À des heures qui ne sont ni du jour ni de la nuit…

En étudiant de nouveau le recueil séminal d’Emmanuel Levinas, L’au-delà du verset, qui regroupe de nouvelles études talmudiques ainsi que d’autres textes plus théoriques, notre attention est retenue par une conférence, la première, intitulée Le modèle de l’Occident est fondé sur le traité Mena hot (fol. 99b-100a).

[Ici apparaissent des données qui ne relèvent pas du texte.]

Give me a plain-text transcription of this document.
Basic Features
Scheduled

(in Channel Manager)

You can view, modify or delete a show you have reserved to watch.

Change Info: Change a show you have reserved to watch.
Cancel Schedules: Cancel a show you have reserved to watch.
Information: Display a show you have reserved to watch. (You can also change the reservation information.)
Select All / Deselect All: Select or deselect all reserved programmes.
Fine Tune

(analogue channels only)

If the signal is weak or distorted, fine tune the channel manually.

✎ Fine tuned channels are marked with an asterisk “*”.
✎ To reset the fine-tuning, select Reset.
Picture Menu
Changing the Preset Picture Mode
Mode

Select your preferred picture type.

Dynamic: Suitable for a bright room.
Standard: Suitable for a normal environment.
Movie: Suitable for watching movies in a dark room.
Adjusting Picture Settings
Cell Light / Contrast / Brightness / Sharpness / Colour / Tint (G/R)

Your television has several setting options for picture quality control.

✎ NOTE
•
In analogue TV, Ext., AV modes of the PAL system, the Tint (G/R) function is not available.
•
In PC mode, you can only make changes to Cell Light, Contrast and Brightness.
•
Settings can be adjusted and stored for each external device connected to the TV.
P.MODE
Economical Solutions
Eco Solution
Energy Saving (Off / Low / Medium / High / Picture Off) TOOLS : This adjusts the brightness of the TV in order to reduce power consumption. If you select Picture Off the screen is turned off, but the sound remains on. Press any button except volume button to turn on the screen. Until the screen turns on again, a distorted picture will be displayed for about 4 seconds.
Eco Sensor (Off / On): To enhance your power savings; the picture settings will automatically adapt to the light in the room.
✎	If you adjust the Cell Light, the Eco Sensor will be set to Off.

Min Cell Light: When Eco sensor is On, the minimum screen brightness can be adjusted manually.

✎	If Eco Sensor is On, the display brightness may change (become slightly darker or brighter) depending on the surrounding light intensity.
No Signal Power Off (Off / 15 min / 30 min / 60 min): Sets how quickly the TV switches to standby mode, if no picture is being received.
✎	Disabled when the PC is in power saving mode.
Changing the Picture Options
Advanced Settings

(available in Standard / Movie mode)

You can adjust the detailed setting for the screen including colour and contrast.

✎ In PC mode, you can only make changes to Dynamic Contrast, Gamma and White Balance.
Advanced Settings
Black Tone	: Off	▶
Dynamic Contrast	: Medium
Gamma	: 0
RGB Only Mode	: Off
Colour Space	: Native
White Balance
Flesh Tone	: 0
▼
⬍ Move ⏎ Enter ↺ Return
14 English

Fidèle à son habitude, Levinas commence par confesser sa faiblesse en science talmudique et sa gêne de s’exprimer devant des auditeurs qui en savent bien plus que lui. C’est trop de modestie, car même si ce ne fut pas un talmudiste émérite, ses commentaires philosophiques lui confèrent une indiscutable légitimité en la matière.

Le sujet ici porte sur la pérennité, la constance prescrite par Exode 25 ;30 et selon lequel les deux pains de proposition (léhém ha-panim) doivent être posés devant Dieu toujours… (le-fanaï tamid). Les sages s’interrogent sur cette notion de permanence et constatent qu’il y a un changement des pains le matin et le soir. Les sages concluent que l’essentiel est que la table ne passe pas la nuit sans pain.  Notez bien qu’il est question ici du jour et de la nuit, car cela est indispensable pour  comprendre ce qui va suivre.

La Guemara donne alors la parole à Rav Ami qui introduit une nouvelle notion de permanence qui s’en réfère à un verset du livre de Josué lequel recommande d’étudier le livre de la Torahh de jour comme de nuit. Devons nous comprendre, dit-il,  que si quelqu’un se contente d’étudier un chapitre le matin et un chapitre le soir, il a accompli l’injonction contenue de ce verset de Josué qui stipule : que ce livre de Torah ne quitte jamais (lo yamouch séfer ha-Torahh hazé mipikha) tes lèvres. Un autre sage élargit le périmètre en disant que si un homme se contente de réciter le schéma’ Israël le matin et le soir, il a correctement accompli le commandement en question (que la Torah de Dieu ne quitte jamais tes lèvres).

C’est alors que ce folio talmudique arrive à ce qui lui tient à cœur, sans même ménager le moins du monde la transition. On parle d’étude de la Torahh, une étude perpétuelle comme il existe une prière perpétuelle. Ce qui veut dire, en principe, à l’exclusion de toute autre chose. Et c’est à cet instant précis que la Guemara pose la question qui lui tient à cœur.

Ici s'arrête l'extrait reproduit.